Wednesday, March 30, 2016

Developing Maker potential in High Schools

A belated "Hello" from Mount Mansfield High School! As a long-time computer & technology teacher in both middle and High Schools I am constantly exploring ways to leverage our investments in technology to improve teaching and learning. Preparing our students with the skills to move into the 21st century workplace and the flexibility to adapt as technologies evolve is an important part of our mission. Sadly and despite our investments in equipment and infrastructure, my observation is that a large percentage of technology "use" in schools has simply replaced books, pen and paper with word processors and the Internet, and students are still most often reading and writing which is not always engaging. That is not to say that there are not benefits to a digital workflow even if the content and products are more traditional, but as I collaborate with teachers to develop instruction my goal is to find the "value added" that will not only engage students but allow them to explore and demonstrate their learning in a variety of ways.

As a former outdoor educator and Science teacher I have always valued an open ended, project-based approach to learning that allows students to DO things, make connections between content and "real life" and exercise their creativity. When I began to explore the Maker world a couple of years ago it seemed the perfect venue to combine my educational ideals with the opportunity to create more tangible and durable products with our tech tools. It is also a perfect fit for my "inner tinkerer," nurtured through years of bicycle & auto repair, woodworking, DIY home improvement and tendency to fix things before throwing them away. Last year I began to create a Maker Space at our school, bringing in the 3D printers that had been lurking and in limited use in our Science Department as well as a new Shapeoko CNC, a fair supply of Arduino components and misc tech bits including some older computers and other electronic oddities like this beauty.
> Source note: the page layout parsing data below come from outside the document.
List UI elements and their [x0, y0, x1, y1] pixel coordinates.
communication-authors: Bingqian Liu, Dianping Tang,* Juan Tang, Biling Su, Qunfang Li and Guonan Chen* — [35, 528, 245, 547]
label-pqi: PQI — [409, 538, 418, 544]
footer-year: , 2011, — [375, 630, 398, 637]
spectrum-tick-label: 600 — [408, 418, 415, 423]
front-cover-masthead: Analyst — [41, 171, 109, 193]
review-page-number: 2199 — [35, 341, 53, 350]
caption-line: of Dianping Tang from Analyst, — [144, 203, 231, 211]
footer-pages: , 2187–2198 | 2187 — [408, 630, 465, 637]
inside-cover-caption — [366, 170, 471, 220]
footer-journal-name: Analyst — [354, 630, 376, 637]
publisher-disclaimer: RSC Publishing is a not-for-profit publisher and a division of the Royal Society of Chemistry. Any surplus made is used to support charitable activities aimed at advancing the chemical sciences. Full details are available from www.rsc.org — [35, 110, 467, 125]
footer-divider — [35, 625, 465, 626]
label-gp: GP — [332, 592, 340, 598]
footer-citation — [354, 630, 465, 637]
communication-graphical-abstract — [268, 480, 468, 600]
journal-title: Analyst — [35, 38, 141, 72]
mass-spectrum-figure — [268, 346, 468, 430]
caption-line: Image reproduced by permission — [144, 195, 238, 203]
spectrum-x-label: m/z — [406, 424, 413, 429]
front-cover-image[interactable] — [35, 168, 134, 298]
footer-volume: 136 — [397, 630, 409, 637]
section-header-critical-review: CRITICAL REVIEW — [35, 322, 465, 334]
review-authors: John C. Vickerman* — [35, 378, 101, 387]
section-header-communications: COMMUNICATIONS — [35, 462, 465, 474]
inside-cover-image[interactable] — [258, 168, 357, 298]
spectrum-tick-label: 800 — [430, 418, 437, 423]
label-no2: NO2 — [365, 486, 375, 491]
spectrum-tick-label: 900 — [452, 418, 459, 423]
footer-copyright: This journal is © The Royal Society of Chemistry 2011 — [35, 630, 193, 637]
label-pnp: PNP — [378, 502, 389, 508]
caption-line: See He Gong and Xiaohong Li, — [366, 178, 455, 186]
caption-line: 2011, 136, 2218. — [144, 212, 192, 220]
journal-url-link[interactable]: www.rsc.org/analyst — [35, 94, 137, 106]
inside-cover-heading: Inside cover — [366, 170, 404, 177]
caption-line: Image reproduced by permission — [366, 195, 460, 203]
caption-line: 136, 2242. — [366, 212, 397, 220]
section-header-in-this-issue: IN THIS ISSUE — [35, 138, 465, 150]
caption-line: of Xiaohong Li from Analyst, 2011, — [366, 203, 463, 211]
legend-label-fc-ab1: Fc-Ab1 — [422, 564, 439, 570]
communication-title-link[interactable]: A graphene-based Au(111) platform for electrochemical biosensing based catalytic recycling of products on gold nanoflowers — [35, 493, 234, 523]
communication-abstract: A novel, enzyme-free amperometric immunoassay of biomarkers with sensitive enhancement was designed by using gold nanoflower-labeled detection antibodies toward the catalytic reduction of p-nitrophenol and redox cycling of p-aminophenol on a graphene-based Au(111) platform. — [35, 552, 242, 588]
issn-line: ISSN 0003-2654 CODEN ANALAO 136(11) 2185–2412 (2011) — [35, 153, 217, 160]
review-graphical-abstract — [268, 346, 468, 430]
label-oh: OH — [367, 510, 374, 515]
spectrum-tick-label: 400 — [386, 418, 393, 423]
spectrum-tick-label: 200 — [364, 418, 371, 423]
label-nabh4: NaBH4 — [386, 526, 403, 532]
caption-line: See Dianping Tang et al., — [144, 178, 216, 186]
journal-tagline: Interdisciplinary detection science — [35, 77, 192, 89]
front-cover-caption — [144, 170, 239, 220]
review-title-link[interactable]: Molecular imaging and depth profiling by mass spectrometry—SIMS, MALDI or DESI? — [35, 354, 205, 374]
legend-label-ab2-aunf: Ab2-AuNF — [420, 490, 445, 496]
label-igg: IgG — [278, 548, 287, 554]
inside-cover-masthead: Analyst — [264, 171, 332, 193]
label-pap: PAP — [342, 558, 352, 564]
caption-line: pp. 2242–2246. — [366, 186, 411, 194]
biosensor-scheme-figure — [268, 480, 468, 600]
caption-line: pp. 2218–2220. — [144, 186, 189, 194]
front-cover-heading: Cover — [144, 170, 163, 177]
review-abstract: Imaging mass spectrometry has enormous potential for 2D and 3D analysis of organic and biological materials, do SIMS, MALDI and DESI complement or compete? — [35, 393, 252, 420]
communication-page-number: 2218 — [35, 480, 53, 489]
The space has slowly taken shape over the last year, enough to draw the attention of students and teachers such that we have now integrated 3D printing and Arduino as options in a number of projects and the CNC machine has recently been in use in the wood shop. I know the latter seems like a no-brainer, but integrating new tools into established programs can be a slow process. More than anything else, the visibility of the MakerSpace has brought a collection of like-minded souls who enjoy spending their available moments designing, inventing, exploring and sometimes just BS-ing about geeky stuff. The core students are also members of our rookie FIRST-FTC Robotics Team.
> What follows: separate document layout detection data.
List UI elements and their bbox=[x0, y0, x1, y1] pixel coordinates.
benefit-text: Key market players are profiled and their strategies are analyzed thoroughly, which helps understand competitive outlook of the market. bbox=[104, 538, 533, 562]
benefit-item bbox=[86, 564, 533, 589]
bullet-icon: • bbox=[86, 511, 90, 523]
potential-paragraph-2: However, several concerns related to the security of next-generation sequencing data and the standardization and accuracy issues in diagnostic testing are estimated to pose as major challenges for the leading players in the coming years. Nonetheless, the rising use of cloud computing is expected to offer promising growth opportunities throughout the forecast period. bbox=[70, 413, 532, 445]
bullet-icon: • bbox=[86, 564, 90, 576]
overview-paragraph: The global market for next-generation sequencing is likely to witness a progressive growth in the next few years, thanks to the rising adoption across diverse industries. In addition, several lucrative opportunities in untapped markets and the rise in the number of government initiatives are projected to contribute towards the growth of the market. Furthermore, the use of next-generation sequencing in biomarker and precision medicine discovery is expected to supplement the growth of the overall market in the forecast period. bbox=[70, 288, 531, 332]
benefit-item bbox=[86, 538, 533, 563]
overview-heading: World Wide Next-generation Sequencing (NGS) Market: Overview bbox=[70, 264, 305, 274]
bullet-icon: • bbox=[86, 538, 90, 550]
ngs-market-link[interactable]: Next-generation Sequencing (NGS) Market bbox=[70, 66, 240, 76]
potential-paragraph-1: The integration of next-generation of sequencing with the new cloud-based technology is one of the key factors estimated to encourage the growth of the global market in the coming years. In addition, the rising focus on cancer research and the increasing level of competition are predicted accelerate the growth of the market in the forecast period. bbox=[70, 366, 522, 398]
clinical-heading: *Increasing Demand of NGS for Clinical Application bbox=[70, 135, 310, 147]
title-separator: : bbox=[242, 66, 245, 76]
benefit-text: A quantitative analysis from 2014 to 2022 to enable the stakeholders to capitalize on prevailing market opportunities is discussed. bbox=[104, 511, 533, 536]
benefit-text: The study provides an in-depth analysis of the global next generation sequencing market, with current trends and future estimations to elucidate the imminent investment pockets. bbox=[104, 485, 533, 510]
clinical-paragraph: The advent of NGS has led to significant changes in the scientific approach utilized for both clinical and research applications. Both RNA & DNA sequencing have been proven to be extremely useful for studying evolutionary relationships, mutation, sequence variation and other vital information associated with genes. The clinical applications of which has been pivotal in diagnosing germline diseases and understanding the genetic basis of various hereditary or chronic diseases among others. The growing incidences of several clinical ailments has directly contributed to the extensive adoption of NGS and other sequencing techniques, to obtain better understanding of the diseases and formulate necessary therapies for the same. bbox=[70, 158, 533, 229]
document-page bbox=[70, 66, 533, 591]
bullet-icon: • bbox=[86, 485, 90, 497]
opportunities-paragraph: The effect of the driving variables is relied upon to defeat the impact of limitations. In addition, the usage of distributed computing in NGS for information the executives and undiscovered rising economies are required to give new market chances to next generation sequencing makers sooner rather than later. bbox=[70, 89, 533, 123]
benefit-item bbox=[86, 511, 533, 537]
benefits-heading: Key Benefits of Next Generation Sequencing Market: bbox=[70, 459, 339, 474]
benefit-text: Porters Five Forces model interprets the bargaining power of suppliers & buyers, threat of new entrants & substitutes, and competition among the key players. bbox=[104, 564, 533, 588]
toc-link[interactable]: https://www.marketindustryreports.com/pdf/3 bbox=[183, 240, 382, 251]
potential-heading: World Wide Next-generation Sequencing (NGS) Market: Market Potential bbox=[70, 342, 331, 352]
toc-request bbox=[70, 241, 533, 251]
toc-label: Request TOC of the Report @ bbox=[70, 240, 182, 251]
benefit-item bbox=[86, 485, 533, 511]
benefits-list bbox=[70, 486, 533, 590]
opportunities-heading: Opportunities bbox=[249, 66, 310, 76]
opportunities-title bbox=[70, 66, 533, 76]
The opportunity to join the Generator community and explore the available tools and resources is tremendous. My initial goals involve pushing myself forward with automation and kinetic sculpture using Arduino and possibly RaspPi, but I am also appreciating access to the laser cutter (on our shopping list for next year) and CNC. Lowering the learning curve by identifying a straightforward workflow for each tool and process is an important part of the support I provide to our teachers and students, and I am also always looking for ideas on how these tools can be applied. Seeing the dynamic and creative culture that has evolved around Generator has already given me much inspiration, and I look forward to continued exploration. Onward!